E o que se pode dizer de reduzir uma guerra que durou 10 anos a poucas batalhas que no filme parecem durar alguns dias? E a omissão imperdoável de figuras femininas incríveis como a rainha Hécuba, esposa de Príamo, a sua filha Cassandra, sacerdotisa de Apolo que tinha o dom da profecia e em quem ninguém acreditava, como um castigo infringido pelo deus, além das Amazonas, exímias guerreiras que lutaram por Tróia. E do lado grego as personagens de Electra e Ifigênia, filhas de Agamenon. Electra, junto com o irmão Orestes responsáveis pela morte da mãe Clitemnestra como vingança por ela ter assassinato o pai e Ifigênia, sacrificada no altar de Ártemis pelo próprio pai para aplacar a ira da deusa e permitir que os navios zarpassem para Tróia.
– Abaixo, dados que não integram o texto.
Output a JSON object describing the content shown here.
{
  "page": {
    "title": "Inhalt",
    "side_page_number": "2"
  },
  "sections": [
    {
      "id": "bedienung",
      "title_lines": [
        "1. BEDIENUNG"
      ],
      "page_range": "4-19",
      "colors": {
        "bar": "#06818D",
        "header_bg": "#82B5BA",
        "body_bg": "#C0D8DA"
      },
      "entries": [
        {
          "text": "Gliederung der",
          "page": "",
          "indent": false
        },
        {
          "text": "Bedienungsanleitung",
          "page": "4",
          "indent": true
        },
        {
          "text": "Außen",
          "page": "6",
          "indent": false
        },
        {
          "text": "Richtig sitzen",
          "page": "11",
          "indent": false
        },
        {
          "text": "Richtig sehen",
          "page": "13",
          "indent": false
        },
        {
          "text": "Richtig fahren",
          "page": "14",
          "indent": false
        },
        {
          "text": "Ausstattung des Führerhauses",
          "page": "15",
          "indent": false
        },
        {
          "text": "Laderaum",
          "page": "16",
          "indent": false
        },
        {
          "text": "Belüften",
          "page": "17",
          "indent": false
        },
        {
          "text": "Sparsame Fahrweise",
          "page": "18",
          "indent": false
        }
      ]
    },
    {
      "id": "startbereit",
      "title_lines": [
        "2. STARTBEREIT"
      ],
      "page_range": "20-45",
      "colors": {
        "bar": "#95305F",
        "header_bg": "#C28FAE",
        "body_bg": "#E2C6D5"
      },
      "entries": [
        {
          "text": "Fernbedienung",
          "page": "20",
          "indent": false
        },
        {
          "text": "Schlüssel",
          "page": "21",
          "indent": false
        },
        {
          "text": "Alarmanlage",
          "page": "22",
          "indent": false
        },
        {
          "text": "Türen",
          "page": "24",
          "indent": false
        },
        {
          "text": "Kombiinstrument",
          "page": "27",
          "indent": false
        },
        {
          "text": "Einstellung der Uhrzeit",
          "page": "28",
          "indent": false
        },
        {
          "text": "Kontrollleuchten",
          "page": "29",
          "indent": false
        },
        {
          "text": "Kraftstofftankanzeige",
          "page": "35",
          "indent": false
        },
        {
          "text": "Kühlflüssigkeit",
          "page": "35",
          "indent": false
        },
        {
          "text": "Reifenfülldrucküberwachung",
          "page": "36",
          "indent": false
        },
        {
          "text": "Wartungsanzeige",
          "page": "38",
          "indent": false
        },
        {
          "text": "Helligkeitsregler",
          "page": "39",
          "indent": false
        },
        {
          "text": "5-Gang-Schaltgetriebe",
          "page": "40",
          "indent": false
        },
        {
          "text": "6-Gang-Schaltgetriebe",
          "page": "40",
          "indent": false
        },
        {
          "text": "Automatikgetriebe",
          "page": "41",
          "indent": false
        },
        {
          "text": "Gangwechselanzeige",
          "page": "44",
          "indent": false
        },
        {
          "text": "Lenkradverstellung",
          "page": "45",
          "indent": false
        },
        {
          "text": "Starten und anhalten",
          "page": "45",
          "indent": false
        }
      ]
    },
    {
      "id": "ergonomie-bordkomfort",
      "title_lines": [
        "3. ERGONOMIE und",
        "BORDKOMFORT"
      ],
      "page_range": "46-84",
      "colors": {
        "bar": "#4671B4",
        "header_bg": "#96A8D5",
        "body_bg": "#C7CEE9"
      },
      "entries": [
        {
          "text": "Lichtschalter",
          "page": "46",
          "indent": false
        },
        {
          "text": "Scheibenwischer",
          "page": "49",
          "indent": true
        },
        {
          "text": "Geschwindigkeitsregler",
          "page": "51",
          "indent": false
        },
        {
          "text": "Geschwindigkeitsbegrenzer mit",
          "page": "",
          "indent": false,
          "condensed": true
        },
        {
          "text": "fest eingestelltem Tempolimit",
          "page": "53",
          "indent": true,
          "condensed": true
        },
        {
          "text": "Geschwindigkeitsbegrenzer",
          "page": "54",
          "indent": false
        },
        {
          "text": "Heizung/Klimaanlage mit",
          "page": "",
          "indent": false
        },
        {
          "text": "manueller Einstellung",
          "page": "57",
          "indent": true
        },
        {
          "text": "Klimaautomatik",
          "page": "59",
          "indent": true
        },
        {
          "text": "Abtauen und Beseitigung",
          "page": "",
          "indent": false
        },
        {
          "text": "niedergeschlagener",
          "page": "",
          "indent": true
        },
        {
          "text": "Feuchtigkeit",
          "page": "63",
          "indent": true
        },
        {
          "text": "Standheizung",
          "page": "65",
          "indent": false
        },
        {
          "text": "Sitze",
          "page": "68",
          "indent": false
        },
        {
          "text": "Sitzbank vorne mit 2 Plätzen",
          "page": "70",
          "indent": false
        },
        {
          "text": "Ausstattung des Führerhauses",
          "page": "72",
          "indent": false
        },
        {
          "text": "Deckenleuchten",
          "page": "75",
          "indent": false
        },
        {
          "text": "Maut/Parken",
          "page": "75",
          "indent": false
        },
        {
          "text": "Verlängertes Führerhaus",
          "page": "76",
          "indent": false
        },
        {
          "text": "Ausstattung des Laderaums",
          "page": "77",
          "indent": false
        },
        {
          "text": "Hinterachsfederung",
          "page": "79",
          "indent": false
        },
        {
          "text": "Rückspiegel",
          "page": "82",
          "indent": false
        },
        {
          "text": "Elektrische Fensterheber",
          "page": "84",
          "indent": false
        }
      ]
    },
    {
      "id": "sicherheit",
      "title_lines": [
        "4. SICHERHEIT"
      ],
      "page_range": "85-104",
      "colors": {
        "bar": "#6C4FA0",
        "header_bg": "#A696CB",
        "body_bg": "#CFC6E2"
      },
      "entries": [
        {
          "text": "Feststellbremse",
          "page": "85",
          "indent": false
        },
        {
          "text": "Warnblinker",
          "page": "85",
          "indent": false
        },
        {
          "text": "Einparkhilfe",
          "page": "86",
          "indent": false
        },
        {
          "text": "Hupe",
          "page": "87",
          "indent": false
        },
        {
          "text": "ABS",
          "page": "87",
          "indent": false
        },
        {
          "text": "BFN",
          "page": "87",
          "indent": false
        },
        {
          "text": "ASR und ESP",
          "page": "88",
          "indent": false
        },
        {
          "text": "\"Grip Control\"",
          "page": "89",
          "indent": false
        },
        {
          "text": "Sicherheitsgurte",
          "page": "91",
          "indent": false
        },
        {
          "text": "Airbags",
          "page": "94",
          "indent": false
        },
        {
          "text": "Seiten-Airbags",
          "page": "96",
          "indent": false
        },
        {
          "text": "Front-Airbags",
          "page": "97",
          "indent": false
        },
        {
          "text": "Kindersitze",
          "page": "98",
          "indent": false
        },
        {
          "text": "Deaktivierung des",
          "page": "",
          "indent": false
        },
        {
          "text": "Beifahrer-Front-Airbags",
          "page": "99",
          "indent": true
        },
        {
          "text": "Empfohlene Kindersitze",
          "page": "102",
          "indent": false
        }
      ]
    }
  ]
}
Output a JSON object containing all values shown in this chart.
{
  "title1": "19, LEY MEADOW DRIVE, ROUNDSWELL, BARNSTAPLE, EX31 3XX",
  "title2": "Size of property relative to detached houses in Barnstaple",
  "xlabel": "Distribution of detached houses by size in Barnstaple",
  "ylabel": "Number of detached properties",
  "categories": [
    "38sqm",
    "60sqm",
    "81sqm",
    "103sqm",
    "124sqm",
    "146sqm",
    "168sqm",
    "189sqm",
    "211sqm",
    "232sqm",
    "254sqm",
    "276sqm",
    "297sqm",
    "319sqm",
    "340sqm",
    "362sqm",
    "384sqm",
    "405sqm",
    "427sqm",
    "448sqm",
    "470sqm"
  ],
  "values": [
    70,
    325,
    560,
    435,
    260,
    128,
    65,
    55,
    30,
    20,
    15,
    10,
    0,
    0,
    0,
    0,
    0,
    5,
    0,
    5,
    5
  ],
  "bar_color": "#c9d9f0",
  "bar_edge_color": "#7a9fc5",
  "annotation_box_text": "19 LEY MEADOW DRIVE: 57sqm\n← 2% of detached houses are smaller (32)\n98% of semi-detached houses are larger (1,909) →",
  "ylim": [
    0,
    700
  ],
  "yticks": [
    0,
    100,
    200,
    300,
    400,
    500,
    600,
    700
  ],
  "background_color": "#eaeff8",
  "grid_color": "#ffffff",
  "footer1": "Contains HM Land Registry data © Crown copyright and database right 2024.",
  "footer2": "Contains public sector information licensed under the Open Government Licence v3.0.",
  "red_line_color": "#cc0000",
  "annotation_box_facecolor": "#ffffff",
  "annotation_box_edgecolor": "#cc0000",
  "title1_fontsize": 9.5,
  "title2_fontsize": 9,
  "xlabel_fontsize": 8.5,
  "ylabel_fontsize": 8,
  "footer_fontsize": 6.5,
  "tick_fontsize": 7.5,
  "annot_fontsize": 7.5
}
Podem alegar liberdade artística, mas da próxima vez que forem filmar A Volta ao Mundo em 80 dias não reclame se o diretor resolver encurtar para 30 dias, ou se as Vinte Mil Léguas Submarinas virarem uns 20 quilômetros. Não estranhe também quando as personagens de Monteiro Lobato, no cinema, vierem com uma Tia Nastácia branca ou sem personagens de fábula como Visconde, Emília, Cuca e Saci. Ah, E o que você acharia se em vez de Dom Quixote lutar contra moinhos “gigantes” pusessem o Cavaleiro da Triste Figura lutando, digamos, com moinhos “anões”?

Não há chance alguma de qualquer leitura pessoal moderna superar um clássico como A Ilíada ou qualquer dos citados. É por isso que nunca mais vou experimentar novamente a verdadeira, original e inesquecível cassata da minha avó. Também ela, um clássico.

Se não há como melhorar, deixemos os clássicos em paz!